An ambulance siren woke me. It was four in the morning, I struggled to remember where I was, and when I did I immediately thought: I’ll be unhappy my whole life. I lay in bed awake until daylight, organizing in detail the unhappiness that awaited me. I had to stay near Roberto discreetly, I had to make myself loved. I had to learn more and more of the things that were important to him. I had to get a job that wasn’t too distant from his, teach in the university, maybe in Milan if Giuliana won, in Naples if my aunt won. I had to act so that the relationship of that couple lasted forever, patch up the holes myself, help them bring up their children. In other words I decided conclusively that I would live on their periphery, content with their crumbs. Then, without intending to, I fell asleep again.
I jumped up at nine, the house was still silent. I went to the bathroom, avoided looking at myself in the mirror, washed, hid myself in the shirt I’d worn the day before. Since muffled voices seemed to be coming from the bedroom, I explored the kitchen, set the table for three, got the moka ready. But the level of the sound coming from the other room didn’t rise, the door didn’t open, neither of the two peeked out. Only, after a while, I thought I heard Giuliana repress a laugh or maybe a sigh. That caused me such suffering that I decided—and maybe it wasn’t a decision but, rather, an act of impatience—to knock on the door, with my knuckles, without hesitation.

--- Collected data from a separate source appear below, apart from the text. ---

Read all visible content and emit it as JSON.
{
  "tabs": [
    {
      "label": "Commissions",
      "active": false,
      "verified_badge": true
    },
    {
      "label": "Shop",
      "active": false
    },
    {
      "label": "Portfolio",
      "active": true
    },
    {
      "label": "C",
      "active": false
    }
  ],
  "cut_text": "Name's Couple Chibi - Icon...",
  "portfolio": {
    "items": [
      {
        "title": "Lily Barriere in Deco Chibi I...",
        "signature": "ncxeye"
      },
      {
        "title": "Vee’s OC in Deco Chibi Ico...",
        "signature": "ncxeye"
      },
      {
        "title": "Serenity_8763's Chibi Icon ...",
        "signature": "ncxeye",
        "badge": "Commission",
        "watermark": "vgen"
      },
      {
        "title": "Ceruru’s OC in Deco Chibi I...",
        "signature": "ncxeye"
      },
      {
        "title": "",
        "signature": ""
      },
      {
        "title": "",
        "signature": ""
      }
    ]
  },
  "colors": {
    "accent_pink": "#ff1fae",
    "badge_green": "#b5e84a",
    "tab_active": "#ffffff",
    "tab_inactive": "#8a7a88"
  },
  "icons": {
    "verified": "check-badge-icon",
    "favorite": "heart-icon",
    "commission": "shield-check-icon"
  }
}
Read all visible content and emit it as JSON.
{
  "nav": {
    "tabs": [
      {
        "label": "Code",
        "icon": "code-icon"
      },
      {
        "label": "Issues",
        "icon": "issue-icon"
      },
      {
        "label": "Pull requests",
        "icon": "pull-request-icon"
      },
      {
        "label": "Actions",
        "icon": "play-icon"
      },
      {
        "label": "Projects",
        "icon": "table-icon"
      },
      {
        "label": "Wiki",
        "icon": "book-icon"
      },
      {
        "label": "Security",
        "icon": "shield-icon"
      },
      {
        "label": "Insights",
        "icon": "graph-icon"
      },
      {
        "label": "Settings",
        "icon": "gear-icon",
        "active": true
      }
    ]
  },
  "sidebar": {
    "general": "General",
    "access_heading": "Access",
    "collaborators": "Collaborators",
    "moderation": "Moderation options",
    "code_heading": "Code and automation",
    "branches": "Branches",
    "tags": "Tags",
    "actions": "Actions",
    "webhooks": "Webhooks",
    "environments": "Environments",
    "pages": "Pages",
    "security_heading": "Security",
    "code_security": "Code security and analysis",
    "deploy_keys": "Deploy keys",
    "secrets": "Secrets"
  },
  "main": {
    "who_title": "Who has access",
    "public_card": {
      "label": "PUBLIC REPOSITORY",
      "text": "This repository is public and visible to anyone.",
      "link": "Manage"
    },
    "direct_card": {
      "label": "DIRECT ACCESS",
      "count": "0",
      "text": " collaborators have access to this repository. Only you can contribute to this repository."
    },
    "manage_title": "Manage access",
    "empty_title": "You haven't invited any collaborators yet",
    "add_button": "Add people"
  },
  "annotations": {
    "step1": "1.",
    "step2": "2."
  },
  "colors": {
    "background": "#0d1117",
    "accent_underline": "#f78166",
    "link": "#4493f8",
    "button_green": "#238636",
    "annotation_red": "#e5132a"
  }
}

Absolute silence. I knocked again, a demanding rap.
“Yes?” said Roberto.
I asked in a jolly tone:
“Shall I bring you coffee? It’s ready.”
“We’re coming,” said Roberto, but Giuliana exclaimed, at the same time:
“How nice, yes, thank you.”
I heard them laughing because of that divergent simultaneous answer, and even more gaily I promised:
“Five minutes.”
I found a tray, arranged on it cups, plates, silverware, bread, biscotti, butter, some strawberry jam that I scraped whitish traces of mold off, and the steaming moka. I did it with a sudden contentment, as if my sole possibility for survival were about to take shape at that moment. And the only thing that scared me was the abrupt tilt of the tray as with my free hand I turned the door handle. I was afraid that the moka, everything, would land on the floor, and though that didn’t happen my contentment vanished, the tray’s precarious equilibrium was transmitted to me. I advanced as if not the tray but I were in danger of landing on the floor.
The room wasn’t dark, as I expected. There was light, the blind was rolled up, the window half open. The two were in bed, under a light white blanket. But Roberto had his head against the headboard and an expression of embarrassment—an ordinary male, shoulders too broad, narrow chest—while Giuliana, her shoulders bare, her cheek against his chest with its black hairs, one hand that touched his face as if for a just interrupted caress, was joyful. Seeing her like that swept away all my plans. Being near them didn’t ease my unhappy situation but transformed me into the audience of their happiness: something that—it seemed to me at that moment—Giuliana in particular was hoping for. In the few minutes I had taken to get the tray ready they could have dressed, but she must have prevented him, she had slipped away naked, opened the window to change the air, and gone back to bed to assume the pose of the young woman after a night of love, close to him under the sheets, one leg over his two. No, no, my idea of becoming a sort of aunt always ready to rush in, give a hand, wasn’t the worst of poisons. The spectacle of them—for Giuliana it must have been just that: a displaying of herself as if in a movie, a way, probably not at all malicious, of giving a form to her well-being, capitalizing on my entrance, so that I would see her and, seeing her, fix what was momentary, become its witness—that spectacle felt unbearably cruel. And yet I stayed there, sitting on the edge of the bed, prudently on Giuliana’s side, thanking them yet again for the party of the day before, sipping coffee with the two of them, who had released themselves from their embrace, she barely covering herself with the sheet, he finally putting on a shirt, which I myself, at Giuliana’s request, had handed him.